Overseen by Armando Iannucci (who you may know from Veep), the show transferred to TV and became The Day Today. How successful was the show? There is now a whole generation of people in the UK who cannot view TV news without laughing at it’s absurd conventions (mostly in despair). That successful.

Alan took to the visual medium with customary aplomb, pissing off a female Rally driver, doggedly pursuing a footballer into the showers for a post-match interview and creating a World Cup visual aid so convoluted he ends up (literally) lost inside it. Trait number two emerges:

He is an incompetent person given an extraordinary large number of chances to prove otherwise.
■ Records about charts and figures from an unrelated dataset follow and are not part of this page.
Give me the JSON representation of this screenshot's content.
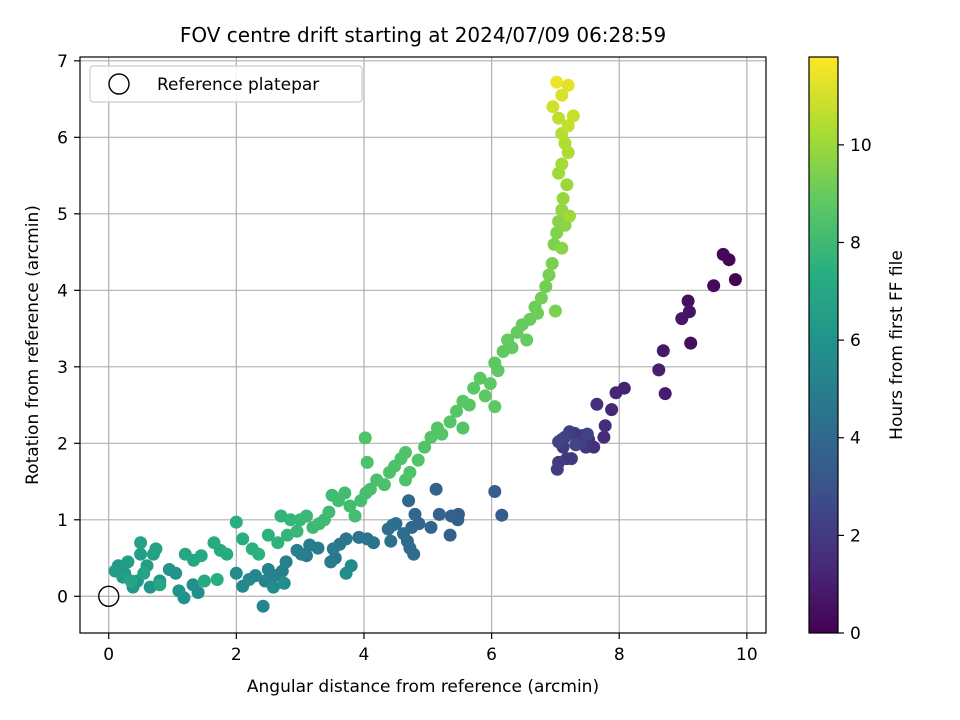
{
  "chart_data": {
    "type": "scatter",
    "title": "FOV centre drift starting at 2024/07/09 06:28:59",
    "xlabel": "Angular distance from reference (arcmin)",
    "ylabel": "Rotation from reference (arcmin)",
    "xlim": [
      -0.45,
      10.3
    ],
    "ylim": [
      -0.48,
      7.05
    ],
    "xticks": [
      0,
      2,
      4,
      6,
      8,
      10
    ],
    "yticks": [
      0,
      1,
      2,
      3,
      4,
      5,
      6,
      7
    ],
    "grid": true,
    "legend": {
      "placement": "upper-left",
      "entries": [
        "Reference platepar"
      ]
    },
    "reference_point": {
      "x": 0,
      "y": 0,
      "label": "Reference platepar",
      "marker": "open-circle"
    },
    "colorbar": {
      "label": "Hours from first FF file",
      "colormap": "viridis",
      "range": [
        0,
        11.8
      ],
      "ticks": [
        0,
        2,
        4,
        6,
        8,
        10
      ]
    },
    "points": [
      [
        9.82,
        4.14,
        0.05
      ],
      [
        9.72,
        4.4,
        0.12
      ],
      [
        9.63,
        4.47,
        0.2
      ],
      [
        9.48,
        4.06,
        0.3
      ],
      [
        9.12,
        3.31,
        0.4
      ],
      [
        9.08,
        3.86,
        0.5
      ],
      [
        9.1,
        3.72,
        0.6
      ],
      [
        8.98,
        3.63,
        0.7
      ],
      [
        8.69,
        3.21,
        0.8
      ],
      [
        8.72,
        2.65,
        0.9
      ],
      [
        8.62,
        2.96,
        1.0
      ],
      [
        8.08,
        2.72,
        1.1
      ],
      [
        7.95,
        2.66,
        1.2
      ],
      [
        7.88,
        2.44,
        1.3
      ],
      [
        7.76,
        2.08,
        1.4
      ],
      [
        7.78,
        2.23,
        1.5
      ],
      [
        7.65,
        2.51,
        1.55
      ],
      [
        7.6,
        1.95,
        1.6
      ],
      [
        7.52,
        2.05,
        1.65
      ],
      [
        7.48,
        1.95,
        1.7
      ],
      [
        7.42,
        2.1,
        1.75
      ],
      [
        7.35,
        2.05,
        1.8
      ],
      [
        7.3,
        2.13,
        1.85
      ],
      [
        7.25,
        1.8,
        1.9
      ],
      [
        7.18,
        1.8,
        1.95
      ],
      [
        7.12,
        1.95,
        2.0
      ],
      [
        7.05,
        1.75,
        2.05
      ],
      [
        7.03,
        1.66,
        2.1
      ],
      [
        7.1,
        2.05,
        2.15
      ],
      [
        7.22,
        2.15,
        2.2
      ],
      [
        7.4,
        2.0,
        2.25
      ],
      [
        7.15,
        2.08,
        2.3
      ],
      [
        7.05,
        2.02,
        2.35
      ],
      [
        7.5,
        2.12,
        2.4
      ],
      [
        7.32,
        1.98,
        2.45
      ],
      [
        6.16,
        1.06,
        3.4
      ],
      [
        6.05,
        1.37,
        3.45
      ],
      [
        5.48,
        1.07,
        3.5
      ],
      [
        5.47,
        1.0,
        3.55
      ],
      [
        5.37,
        1.05,
        3.6
      ],
      [
        5.35,
        0.8,
        3.65
      ],
      [
        5.18,
        1.07,
        3.7
      ],
      [
        5.13,
        1.4,
        3.75
      ],
      [
        5.05,
        0.9,
        3.8
      ],
      [
        4.86,
        0.95,
        3.85
      ],
      [
        4.8,
        1.07,
        3.9
      ],
      [
        4.75,
        0.9,
        3.95
      ],
      [
        4.7,
        1.25,
        4.0
      ],
      [
        4.72,
        0.63,
        4.05
      ],
      [
        4.68,
        0.72,
        4.1
      ],
      [
        4.78,
        0.55,
        4.15
      ],
      [
        4.62,
        0.82,
        4.2
      ],
      [
        4.5,
        0.95,
        4.25
      ],
      [
        4.45,
        0.93,
        4.3
      ],
      [
        4.38,
        0.88,
        4.35
      ],
      [
        4.42,
        0.72,
        4.4
      ],
      [
        4.15,
        0.7,
        4.45
      ],
      [
        4.05,
        0.75,
        4.5
      ],
      [
        3.92,
        0.77,
        4.55
      ],
      [
        3.72,
        0.75,
        4.6
      ],
      [
        3.62,
        0.68,
        4.65
      ],
      [
        3.55,
        0.5,
        4.7
      ],
      [
        3.52,
        0.62,
        4.75
      ],
      [
        3.48,
        0.45,
        4.8
      ],
      [
        3.28,
        0.63,
        4.85
      ],
      [
        3.15,
        0.67,
        4.9
      ],
      [
        3.1,
        0.53,
        4.95
      ],
      [
        3.02,
        0.55,
        5.0
      ],
      [
        2.95,
        0.6,
        5.05
      ],
      [
        2.78,
        0.45,
        5.1
      ],
      [
        2.72,
        0.33,
        5.15
      ],
      [
        2.6,
        0.27,
        5.2
      ],
      [
        2.5,
        0.35,
        5.25
      ],
      [
        2.45,
        0.2,
        5.3
      ],
      [
        2.42,
        -0.13,
        5.35
      ],
      [
        2.3,
        0.27,
        5.4
      ],
      [
        2.2,
        0.22,
        5.45
      ],
      [
        2.1,
        0.13,
        5.5
      ],
      [
        2.0,
        0.3,
        5.55
      ],
      [
        3.8,
        0.4,
        5.6
      ],
      [
        3.72,
        0.3,
        5.65
      ],
      [
        2.58,
        0.12,
        5.7
      ],
      [
        2.75,
        0.17,
        5.75
      ],
      [
        1.4,
        0.05,
        5.8
      ],
      [
        1.32,
        0.15,
        5.85
      ],
      [
        1.18,
        -0.02,
        5.9
      ],
      [
        1.1,
        0.07,
        5.95
      ],
      [
        1.05,
        0.3,
        6.0
      ],
      [
        0.95,
        0.35,
        6.05
      ],
      [
        0.8,
        0.2,
        6.1
      ],
      [
        0.65,
        0.12,
        6.15
      ],
      [
        0.45,
        0.2,
        6.2
      ],
      [
        0.38,
        0.12,
        6.25
      ],
      [
        0.25,
        0.3,
        6.3
      ],
      [
        0.15,
        0.4,
        6.35
      ],
      [
        0.1,
        0.33,
        6.4
      ],
      [
        0.22,
        0.25,
        6.45
      ],
      [
        0.3,
        0.45,
        6.5
      ],
      [
        0.5,
        0.55,
        6.55
      ],
      [
        0.6,
        0.4,
        6.6
      ],
      [
        0.7,
        0.55,
        6.65
      ],
      [
        0.74,
        0.62,
        6.7
      ],
      [
        0.5,
        0.7,
        6.75
      ],
      [
        0.55,
        0.3,
        6.8
      ],
      [
        0.35,
        0.2,
        6.85
      ],
      [
        0.8,
        0.15,
        6.9
      ],
      [
        1.2,
        0.55,
        6.95
      ],
      [
        1.33,
        0.47,
        7.0
      ],
      [
        1.45,
        0.53,
        7.05
      ],
      [
        1.5,
        0.2,
        7.1
      ],
      [
        1.65,
        0.7,
        7.15
      ],
      [
        1.75,
        0.6,
        7.2
      ],
      [
        1.85,
        0.55,
        7.25
      ],
      [
        1.7,
        0.22,
        7.3
      ],
      [
        2.0,
        0.97,
        7.35
      ],
      [
        2.1,
        0.75,
        7.4
      ],
      [
        2.25,
        0.62,
        7.45
      ],
      [
        2.35,
        0.55,
        7.5
      ],
      [
        2.5,
        0.8,
        7.55
      ],
      [
        2.65,
        0.7,
        7.6
      ],
      [
        2.7,
        1.05,
        7.65
      ],
      [
        2.8,
        0.8,
        7.7
      ],
      [
        2.85,
        1.0,
        7.75
      ],
      [
        2.95,
        0.85,
        7.8
      ],
      [
        3.0,
        1.0,
        7.85
      ],
      [
        3.1,
        1.05,
        7.9
      ],
      [
        3.2,
        0.9,
        7.95
      ],
      [
        3.3,
        0.95,
        8.0
      ],
      [
        3.38,
        1.0,
        8.02
      ],
      [
        3.45,
        1.1,
        8.05
      ],
      [
        3.5,
        1.32,
        8.08
      ],
      [
        3.6,
        1.25,
        8.1
      ],
      [
        3.7,
        1.35,
        8.12
      ],
      [
        3.78,
        1.18,
        8.15
      ],
      [
        3.86,
        1.05,
        8.18
      ],
      [
        3.95,
        1.25,
        8.2
      ],
      [
        4.03,
        1.35,
        8.25
      ],
      [
        4.1,
        1.4,
        8.3
      ],
      [
        4.2,
        1.52,
        8.32
      ],
      [
        4.32,
        1.46,
        8.35
      ],
      [
        4.4,
        1.62,
        8.38
      ],
      [
        4.48,
        1.7,
        8.4
      ],
      [
        4.58,
        1.8,
        8.42
      ],
      [
        4.65,
        1.88,
        8.45
      ],
      [
        4.72,
        1.62,
        8.48
      ],
      [
        4.85,
        1.78,
        8.5
      ],
      [
        4.95,
        1.95,
        8.52
      ],
      [
        5.05,
        2.08,
        8.55
      ],
      [
        5.15,
        2.2,
        8.58
      ],
      [
        5.22,
        2.12,
        8.6
      ],
      [
        5.35,
        2.28,
        8.62
      ],
      [
        5.45,
        2.42,
        8.65
      ],
      [
        5.55,
        2.55,
        8.68
      ],
      [
        5.65,
        2.5,
        8.7
      ],
      [
        5.72,
        2.72,
        8.72
      ],
      [
        5.82,
        2.85,
        8.75
      ],
      [
        5.9,
        2.62,
        8.78
      ],
      [
        5.98,
        2.78,
        8.8
      ],
      [
        6.05,
        3.05,
        8.82
      ],
      [
        6.1,
        2.95,
        8.85
      ],
      [
        6.18,
        3.2,
        8.88
      ],
      [
        6.25,
        3.35,
        8.9
      ],
      [
        6.32,
        3.25,
        8.92
      ],
      [
        6.4,
        3.45,
        8.95
      ],
      [
        6.48,
        3.55,
        8.98
      ],
      [
        6.55,
        3.35,
        9.0
      ],
      [
        6.6,
        3.62,
        9.05
      ],
      [
        6.68,
        3.78,
        9.1
      ],
      [
        6.72,
        3.7,
        9.15
      ],
      [
        6.78,
        3.9,
        9.2
      ],
      [
        6.85,
        4.05,
        9.25
      ],
      [
        6.9,
        4.2,
        9.3
      ],
      [
        6.95,
        4.35,
        9.35
      ],
      [
        7.0,
        3.73,
        9.4
      ],
      [
        6.98,
        4.6,
        9.45
      ],
      [
        7.02,
        4.75,
        9.5
      ],
      [
        7.05,
        4.9,
        9.6
      ],
      [
        7.1,
        4.55,
        9.65
      ],
      [
        7.15,
        4.85,
        9.7
      ],
      [
        7.1,
        5.05,
        9.8
      ],
      [
        7.12,
        5.2,
        9.9
      ],
      [
        7.18,
        5.38,
        10.0
      ],
      [
        7.22,
        4.97,
        10.05
      ],
      [
        7.05,
        5.53,
        10.1
      ],
      [
        7.1,
        5.65,
        10.2
      ],
      [
        7.2,
        5.8,
        10.3
      ],
      [
        7.15,
        5.92,
        10.4
      ],
      [
        7.1,
        6.05,
        10.5
      ],
      [
        7.05,
        6.25,
        10.6
      ],
      [
        7.2,
        6.15,
        10.7
      ],
      [
        7.28,
        6.28,
        10.8
      ],
      [
        6.96,
        6.4,
        10.9
      ],
      [
        7.1,
        6.55,
        11.1
      ],
      [
        7.2,
        6.68,
        11.3
      ],
      [
        7.02,
        6.72,
        11.5
      ],
      [
        4.05,
        1.75,
        8.4
      ],
      [
        4.02,
        2.07,
        8.45
      ],
      [
        4.65,
        1.52,
        8.4
      ],
      [
        5.55,
        2.2,
        8.6
      ],
      [
        6.05,
        2.48,
        8.8
      ]
    ]
  }
}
Running with that theme of unearned opportunities, the fictional ABBA loving TV personality then got this own TV show. Knowing Me Knowing You (and the Christmas special, Knowing Me Knowing Yule). Complete with cheesy catchphrase “Ah-HA!” and naff theme tune, the show skewered not only Alan but the faux-cosy nature of TV chat shows. It’s easy to read Alan and know what he is thinking and it’s usually the opposite of what he is trying to express. Trait number three:

He is visibly insincere.

KMKY ends with the slight mishap of an on-air shooting, so it’s unsurprising that when we pick up with Alan via the mockumentary I’m Alan Partridge we find him back in Norfolk doing local radio and living in a travel tavern. Despite his life being in ruins Alan’s ego remains in tact “I’m a national TV broadcaster trapped in the body of a regional radio presenter. There’s no operation that can save me. Not on the NHS.” Trait number four:

He is deluded to the point where it damages his everyday life.

So where next for Alan? That question is readily answered by Mid Morning matters, a web series that sees Alan teemed with sidekick Simon (the brilliant Tim Key) as Alan goes digital, broadcasting for North-Norfolk radio. DigiAlan, as the man himself might say. Whilst Alan likes the ego boost of being seen as a mentor, it’s clear that he still takes himself ever so seriously:

Trait number five: Alan is conceited and doesn’t play well with others.
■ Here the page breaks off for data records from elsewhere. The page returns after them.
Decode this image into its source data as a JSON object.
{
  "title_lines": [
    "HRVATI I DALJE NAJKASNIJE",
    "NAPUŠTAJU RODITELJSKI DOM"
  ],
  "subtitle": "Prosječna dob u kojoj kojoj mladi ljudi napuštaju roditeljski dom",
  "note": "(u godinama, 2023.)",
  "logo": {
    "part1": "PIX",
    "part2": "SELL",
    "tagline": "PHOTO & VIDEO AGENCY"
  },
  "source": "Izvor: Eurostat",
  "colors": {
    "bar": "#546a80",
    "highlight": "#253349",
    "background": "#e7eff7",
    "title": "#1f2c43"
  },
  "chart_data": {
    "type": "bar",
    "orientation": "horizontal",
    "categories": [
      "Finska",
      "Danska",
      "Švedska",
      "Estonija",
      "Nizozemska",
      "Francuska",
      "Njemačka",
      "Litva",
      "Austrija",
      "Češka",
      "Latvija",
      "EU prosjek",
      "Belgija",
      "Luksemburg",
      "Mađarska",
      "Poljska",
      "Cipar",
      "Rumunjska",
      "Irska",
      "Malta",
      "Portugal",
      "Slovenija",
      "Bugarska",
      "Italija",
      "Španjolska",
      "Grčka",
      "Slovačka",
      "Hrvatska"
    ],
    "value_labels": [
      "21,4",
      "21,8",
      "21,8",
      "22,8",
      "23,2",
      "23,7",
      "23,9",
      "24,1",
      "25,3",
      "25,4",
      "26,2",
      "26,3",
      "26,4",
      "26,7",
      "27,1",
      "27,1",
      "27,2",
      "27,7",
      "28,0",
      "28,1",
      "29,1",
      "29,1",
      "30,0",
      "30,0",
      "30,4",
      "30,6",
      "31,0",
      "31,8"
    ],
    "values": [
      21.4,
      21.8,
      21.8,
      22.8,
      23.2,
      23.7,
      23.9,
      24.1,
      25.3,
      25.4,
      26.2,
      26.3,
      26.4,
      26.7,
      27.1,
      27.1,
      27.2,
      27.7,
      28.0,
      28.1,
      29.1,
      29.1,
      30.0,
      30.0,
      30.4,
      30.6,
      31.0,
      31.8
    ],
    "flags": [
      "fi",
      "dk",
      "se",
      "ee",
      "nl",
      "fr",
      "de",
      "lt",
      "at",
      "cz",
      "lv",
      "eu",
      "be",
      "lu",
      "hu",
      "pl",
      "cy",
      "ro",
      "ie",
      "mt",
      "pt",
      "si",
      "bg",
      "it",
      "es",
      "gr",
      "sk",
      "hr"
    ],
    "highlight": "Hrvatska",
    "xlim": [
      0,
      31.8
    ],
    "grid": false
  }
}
Then it was time for Norfolk’s finest to grace the big screen. Alpha Papa introduced the comedy of naffness to the big screen and contained some fantastic writing: ’Have you ever met a genuinely clever bus driver?’ It also shows how even a little fame warps Alan for the worse as he plays the crowd during a radio-show siege:

Trait number six: Fame goes to his head. And inflates it considerably.

Conclusion —

An enjoyable romp through Alan’s back catalogue there. The purpose of which is not just to spotlight an incredibly versatile comedic character but also to draw attention to the fact that large swathes of people are behaving like Alan on das interwebz

We all know those people. They are the ones that shout the loudest, who bluster and defame, who bristle at any view that contradicts their own. Whether they are a leftie or rightie politically, I’d wager that most moderates ignore them. Anything for the sake of an easy life, right?

So whenever I see someone on a ego trip pompously declaring themselves beyond criticism and struggling engage with people on a human level I think of Alan. Alan and his tan leather driving gloves, (“just helps to get a bit more purchase on the wheel”), his love of the Daily Mail and his infuriating habit of the thinking about almost every subject literally, in the most reductive terms possible. And then, dear reader, I start smiling. I start smiling because of the ridiculousness of the truth: that there is no dividing line between internet nutbars, charlatans and Alan Gordon Partridge. They are all equally naff. Isn’t that rather lovely?

How about we declare that behaving obnoxiously and being ideologically blinkered are as naff and uncool as playing air bass?